May 01--Educator Blondean Davis often reminds people she didn't wake up one morning and proclaim, "I want to open a high school!" But that's what happened.
Her brainchild, Southland College Prep Charter High School, launched in 2010. The Richton Park school will graduate its second class of seniors this year. All 109 of them have been accepted to college. They have earned more than $12.5 million in merit-based scholarships to top universities.
University of Chicago. Morehouse. Yale. University of Illinois. Wake Forest. DePaul.
In the other editorial on this page, we make a plea for more choice, more innovation, more charters in Illinois. Southland College Prep stands as an outstanding example of the charter school movement. It didn't exist five years ago. It came about because Davis, an elementary school district superintendent, was dissatisfied with the high schools in her area.
Rich Township High School District 227 blocked her efforts to open Southland College Prep because it viewed her school as competition. The leaders at Rich Township feared that a charter school would pull away money and students.
And, yes, it has.
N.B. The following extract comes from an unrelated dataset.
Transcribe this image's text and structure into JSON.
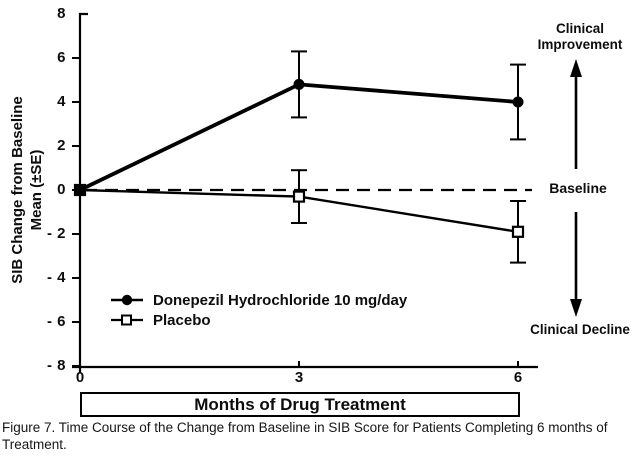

Southland College Prep now serves 500 students, most of them from middle-class African-American families in the south suburbs. Families who wanted a better school.
Davis, who serves as CEO, won over parents and students, but she couldn't win over the Rich Township school leaders. They rejected her petition to open, but she appealed to the Illinois State Board of Education, which overruled the local district and approved her proposal. This was before the state charter commission had been created -- and is a good example of why that commission should survive legislative attempts to scuttle it.
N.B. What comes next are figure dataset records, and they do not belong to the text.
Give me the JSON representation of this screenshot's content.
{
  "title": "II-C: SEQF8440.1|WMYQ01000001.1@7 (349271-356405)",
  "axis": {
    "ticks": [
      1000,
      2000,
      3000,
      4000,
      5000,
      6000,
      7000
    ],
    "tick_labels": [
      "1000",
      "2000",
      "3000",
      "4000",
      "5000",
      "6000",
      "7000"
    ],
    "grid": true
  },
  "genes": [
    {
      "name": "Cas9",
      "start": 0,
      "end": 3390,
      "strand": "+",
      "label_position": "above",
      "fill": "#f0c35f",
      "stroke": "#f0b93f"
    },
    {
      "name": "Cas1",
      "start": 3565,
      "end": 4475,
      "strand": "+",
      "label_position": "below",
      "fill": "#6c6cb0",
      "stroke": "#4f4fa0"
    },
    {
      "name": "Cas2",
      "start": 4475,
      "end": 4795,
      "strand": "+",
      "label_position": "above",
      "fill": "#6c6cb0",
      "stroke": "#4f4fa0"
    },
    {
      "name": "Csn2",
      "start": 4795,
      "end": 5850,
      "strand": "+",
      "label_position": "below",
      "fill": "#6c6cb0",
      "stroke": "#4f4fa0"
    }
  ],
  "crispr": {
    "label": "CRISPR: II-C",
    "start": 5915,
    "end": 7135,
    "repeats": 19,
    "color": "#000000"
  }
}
Southland College Prep wouldn't be around today if Blondean Davis had to rely on the blessing of Rich Township schools.
But it is around, and it has those 109 seniors accepted to college, armed with that $12.5 million in scholarship aid.
And in case there's any doubt about this, Southland College Prep is a public school, as are all charters in Illinois. It is funded with state and local taxes. It accepts students based on an open and transparent lottery. That means it does not skim the best and the brightest students from the local district, a criticism that's often aimed at charter schools.
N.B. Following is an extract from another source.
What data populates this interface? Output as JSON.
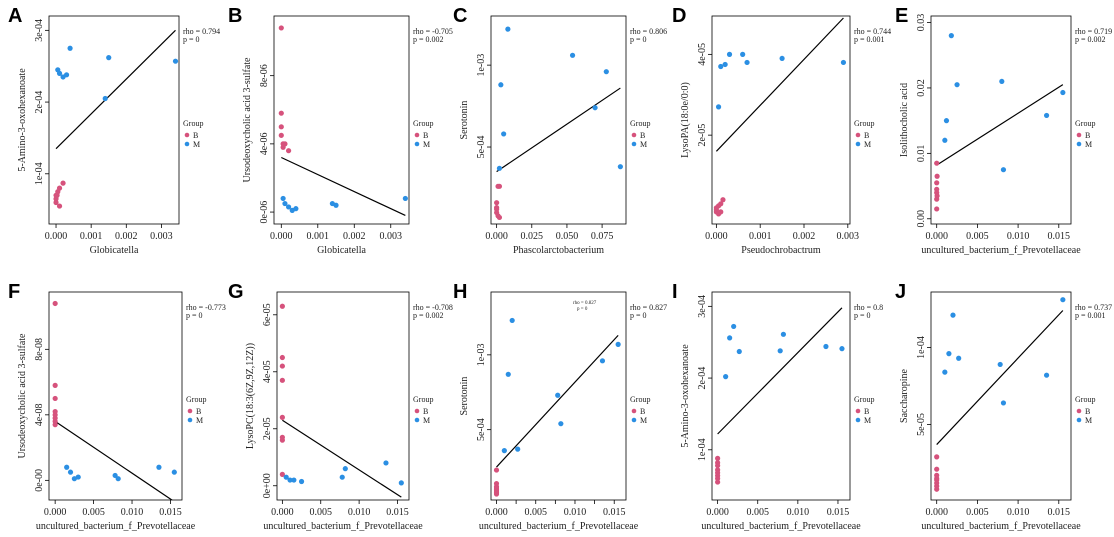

"The last lottery, we had three times as many people seeking to come in," Davis told us. "That doesn't please me because it creates an unrest, a sense of disappointment."
The school's charter is capped at 500 students. The demand is there for more.
Southland College Prep is successful because its educators, from the CEO to every teacher, have the drive and the flexibility to set and carry out a mission. Students, teachers and staff are in class from 8 a.m. to 5 p.m. and many come back for a half-day on Saturday. When other high schools empty out at 2:30 p.m., Southland College Prep keeps going.
That's why charter schools came to be -- to free educators from government interference and to experiment with education concepts.
Lawmakers should be clearing the path for more Southland College Preps, for more students and families to be given a choice instead of being locked into a school system based on their ZIP code.